Pd, Fausto Pepe risponde a Provenzano: “Solidarietà ad Antonella Pepe? Anche lei aveva votato la designazione di altro candidato”

Pd, Fausto Pepe risponde a Provenzano: “Solidarietà ad Antonella Pepe? Anche lei aveva votato la designazione di altro candidato”

Politica

“È davvero strano, anzi stucchevole, che dirigenti nazionali del Partito Democratico, in un momento talmente difficile per il Paese, e per lo stesso partito, trovino il tempo e l’interesse di occuparsi unicamente della Federazione di Benevento.

Tra gli altri, anche Provenzano offre solidarietà ad Antonella Pepe ed è naturale che sia così essendo stato tra i suoi sponsor”. Così l’ex sindaco di Benevento, attualmente Vice Segretario Provinciale DEM, Fausto Pepe.

“Ciò che lascia basiti – spiega Fausto Pepe – è la costante omissione di una indefettibile premessa: l’assemblea Provinciale, costituita da donne e uomini liberi della nostra provincia, all’unanimità ed anche con il voto della Pepe, avevano designato altro candidato. Aggiungo, di ben altro radicamento sociale e territoriale.

Capovolgere la verità con tanta cinica disinvoltura ed affermare che le libere, consapevoli e responsabili scelte di un’intera Federazione rappresentino il paradigma di ciò che NON deve essere il rifondato Partito Democratico rappresenta una modesta operazione di marketing comunicativo”.

“Se le Federazioni territoriali non hanno alcun diritto, se sono chiamate unicamente ad obbedire ciecamente alle volontà di pochi dirigenti centrali, allora siamo dinanzi ad un partito peronista senza Peron.

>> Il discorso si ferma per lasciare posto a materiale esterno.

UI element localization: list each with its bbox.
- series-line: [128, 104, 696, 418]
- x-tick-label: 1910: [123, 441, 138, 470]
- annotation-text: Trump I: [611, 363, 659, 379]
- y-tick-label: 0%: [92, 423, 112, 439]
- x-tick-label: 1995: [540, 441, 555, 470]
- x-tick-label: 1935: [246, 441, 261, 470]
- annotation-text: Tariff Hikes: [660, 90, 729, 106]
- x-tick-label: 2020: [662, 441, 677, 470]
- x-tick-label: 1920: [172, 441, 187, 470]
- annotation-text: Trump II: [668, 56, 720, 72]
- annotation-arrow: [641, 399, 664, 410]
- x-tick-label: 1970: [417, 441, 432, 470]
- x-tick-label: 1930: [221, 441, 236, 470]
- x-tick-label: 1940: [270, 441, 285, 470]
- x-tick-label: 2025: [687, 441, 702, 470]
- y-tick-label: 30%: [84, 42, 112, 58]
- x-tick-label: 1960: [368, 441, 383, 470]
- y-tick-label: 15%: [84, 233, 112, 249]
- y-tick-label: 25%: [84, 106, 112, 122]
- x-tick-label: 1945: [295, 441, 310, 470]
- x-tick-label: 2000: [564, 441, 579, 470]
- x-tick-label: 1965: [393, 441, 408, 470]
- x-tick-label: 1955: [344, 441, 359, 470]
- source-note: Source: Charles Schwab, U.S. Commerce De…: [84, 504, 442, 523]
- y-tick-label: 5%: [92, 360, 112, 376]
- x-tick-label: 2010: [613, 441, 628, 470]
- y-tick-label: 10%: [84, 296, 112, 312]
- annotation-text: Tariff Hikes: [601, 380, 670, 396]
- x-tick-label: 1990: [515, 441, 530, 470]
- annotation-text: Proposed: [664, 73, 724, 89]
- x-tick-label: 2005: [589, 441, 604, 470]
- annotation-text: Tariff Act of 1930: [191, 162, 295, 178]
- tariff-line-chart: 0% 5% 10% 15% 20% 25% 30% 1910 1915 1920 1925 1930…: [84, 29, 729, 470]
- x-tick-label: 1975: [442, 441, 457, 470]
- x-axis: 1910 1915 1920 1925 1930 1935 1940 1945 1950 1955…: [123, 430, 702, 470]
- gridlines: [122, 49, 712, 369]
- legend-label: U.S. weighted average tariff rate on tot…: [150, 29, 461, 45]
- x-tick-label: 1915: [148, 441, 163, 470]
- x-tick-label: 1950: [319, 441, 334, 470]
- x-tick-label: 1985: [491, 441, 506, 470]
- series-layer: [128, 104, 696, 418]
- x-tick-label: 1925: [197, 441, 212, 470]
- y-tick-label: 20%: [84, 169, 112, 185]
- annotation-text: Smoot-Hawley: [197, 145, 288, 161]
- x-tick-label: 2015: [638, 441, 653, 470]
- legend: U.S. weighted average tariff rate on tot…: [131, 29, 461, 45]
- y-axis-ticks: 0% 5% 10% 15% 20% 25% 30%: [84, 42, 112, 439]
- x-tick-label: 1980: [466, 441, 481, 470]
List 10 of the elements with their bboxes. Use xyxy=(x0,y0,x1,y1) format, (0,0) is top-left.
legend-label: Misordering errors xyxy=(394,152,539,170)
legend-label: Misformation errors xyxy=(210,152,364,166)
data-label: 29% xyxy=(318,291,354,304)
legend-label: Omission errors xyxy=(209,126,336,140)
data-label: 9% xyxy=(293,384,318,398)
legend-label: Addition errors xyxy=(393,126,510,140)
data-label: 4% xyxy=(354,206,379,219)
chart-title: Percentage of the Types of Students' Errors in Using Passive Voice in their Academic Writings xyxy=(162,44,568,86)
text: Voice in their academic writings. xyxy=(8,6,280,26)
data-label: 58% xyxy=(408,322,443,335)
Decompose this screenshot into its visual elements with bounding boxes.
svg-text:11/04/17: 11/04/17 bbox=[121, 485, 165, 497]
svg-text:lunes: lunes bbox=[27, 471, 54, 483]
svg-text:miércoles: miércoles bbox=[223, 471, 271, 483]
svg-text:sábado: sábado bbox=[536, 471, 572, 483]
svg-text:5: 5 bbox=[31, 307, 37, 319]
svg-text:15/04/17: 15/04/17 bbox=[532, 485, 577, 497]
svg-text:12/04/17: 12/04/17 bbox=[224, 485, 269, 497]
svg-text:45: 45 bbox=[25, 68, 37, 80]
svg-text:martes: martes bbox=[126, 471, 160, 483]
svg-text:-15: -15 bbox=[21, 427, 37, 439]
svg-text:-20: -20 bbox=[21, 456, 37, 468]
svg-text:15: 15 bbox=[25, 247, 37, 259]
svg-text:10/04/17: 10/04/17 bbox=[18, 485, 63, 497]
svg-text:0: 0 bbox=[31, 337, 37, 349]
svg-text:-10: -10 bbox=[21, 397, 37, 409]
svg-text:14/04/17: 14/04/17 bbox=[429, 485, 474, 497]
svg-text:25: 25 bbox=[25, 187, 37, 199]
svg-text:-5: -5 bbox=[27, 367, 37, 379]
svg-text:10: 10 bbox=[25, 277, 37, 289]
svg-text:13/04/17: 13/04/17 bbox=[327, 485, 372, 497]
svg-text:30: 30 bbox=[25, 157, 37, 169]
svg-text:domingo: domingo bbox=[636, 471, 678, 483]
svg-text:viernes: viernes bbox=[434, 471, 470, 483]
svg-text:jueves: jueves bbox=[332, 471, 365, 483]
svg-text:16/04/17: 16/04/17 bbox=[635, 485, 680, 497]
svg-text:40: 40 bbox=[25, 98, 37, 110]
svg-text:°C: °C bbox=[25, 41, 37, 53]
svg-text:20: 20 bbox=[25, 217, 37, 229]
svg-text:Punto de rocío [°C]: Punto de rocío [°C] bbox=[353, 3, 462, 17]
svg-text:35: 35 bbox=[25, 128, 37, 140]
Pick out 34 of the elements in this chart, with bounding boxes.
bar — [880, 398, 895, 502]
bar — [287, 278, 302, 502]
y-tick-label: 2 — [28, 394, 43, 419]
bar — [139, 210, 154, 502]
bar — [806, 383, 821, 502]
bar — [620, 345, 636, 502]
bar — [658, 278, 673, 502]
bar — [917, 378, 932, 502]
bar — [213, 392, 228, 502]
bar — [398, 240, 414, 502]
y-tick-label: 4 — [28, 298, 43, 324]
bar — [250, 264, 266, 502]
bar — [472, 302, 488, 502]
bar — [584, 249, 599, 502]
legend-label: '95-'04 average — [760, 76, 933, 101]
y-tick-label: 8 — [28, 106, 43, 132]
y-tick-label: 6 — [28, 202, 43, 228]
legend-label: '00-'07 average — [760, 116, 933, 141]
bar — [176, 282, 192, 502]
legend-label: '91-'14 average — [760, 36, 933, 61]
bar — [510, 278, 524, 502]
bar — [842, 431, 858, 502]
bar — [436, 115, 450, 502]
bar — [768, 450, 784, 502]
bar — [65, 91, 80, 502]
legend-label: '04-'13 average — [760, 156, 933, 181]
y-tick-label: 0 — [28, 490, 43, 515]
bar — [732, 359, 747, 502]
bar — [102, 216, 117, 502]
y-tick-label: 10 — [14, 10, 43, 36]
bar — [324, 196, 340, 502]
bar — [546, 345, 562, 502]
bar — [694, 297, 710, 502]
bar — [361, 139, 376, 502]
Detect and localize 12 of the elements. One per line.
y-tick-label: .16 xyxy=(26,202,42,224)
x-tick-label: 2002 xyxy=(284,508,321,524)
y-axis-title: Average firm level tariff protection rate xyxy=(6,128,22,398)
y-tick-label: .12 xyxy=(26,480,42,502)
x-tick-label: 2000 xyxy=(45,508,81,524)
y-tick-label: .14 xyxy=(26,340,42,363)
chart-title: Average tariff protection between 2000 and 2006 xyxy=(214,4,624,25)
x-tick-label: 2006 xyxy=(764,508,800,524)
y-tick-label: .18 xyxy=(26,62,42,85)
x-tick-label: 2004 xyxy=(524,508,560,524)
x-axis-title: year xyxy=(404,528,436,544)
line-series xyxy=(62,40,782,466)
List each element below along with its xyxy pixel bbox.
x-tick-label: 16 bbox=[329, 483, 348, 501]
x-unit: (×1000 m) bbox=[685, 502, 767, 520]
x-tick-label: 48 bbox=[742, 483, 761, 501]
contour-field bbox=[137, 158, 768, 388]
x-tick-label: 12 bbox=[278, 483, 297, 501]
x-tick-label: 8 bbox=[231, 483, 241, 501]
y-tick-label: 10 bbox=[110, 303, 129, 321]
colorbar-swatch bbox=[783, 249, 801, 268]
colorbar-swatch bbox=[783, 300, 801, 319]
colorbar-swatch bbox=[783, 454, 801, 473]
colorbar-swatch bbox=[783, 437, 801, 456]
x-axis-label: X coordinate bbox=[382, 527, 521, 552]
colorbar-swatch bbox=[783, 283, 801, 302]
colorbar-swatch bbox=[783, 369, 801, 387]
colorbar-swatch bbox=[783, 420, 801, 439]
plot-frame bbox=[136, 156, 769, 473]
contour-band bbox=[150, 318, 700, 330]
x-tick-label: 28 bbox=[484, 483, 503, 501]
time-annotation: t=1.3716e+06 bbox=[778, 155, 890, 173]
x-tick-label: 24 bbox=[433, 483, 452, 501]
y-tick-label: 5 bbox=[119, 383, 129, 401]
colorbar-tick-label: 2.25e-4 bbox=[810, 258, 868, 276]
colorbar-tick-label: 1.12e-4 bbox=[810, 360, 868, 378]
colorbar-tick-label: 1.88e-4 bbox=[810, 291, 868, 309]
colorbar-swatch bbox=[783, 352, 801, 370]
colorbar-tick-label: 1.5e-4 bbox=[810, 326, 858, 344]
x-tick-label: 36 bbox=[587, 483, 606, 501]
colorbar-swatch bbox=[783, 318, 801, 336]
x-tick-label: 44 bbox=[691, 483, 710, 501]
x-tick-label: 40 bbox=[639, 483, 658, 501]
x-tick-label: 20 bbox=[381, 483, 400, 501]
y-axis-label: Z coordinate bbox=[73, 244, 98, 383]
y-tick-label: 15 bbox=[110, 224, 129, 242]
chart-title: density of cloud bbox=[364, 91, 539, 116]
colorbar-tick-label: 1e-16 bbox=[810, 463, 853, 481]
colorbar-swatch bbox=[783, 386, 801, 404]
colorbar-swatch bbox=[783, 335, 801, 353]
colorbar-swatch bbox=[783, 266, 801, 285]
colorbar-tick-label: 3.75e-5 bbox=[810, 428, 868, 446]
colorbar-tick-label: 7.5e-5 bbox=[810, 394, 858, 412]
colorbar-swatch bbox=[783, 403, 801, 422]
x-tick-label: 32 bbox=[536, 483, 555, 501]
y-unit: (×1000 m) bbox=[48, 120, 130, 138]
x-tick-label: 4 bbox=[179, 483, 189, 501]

Quanto ai “capibastone” non so esattamente cosa significhi, io vivo a Benevento, ma Provenzano, che è siciliano, avrà la cortesia di spiegarcelo”, conclude l’ex sindaco.

Pd, Provenzano: “Solidarietà a Pepe, serve un Pd senza padroni”

Pd, Provenzano: “Solidarietà a Pepe, serve un Pd senza padroni”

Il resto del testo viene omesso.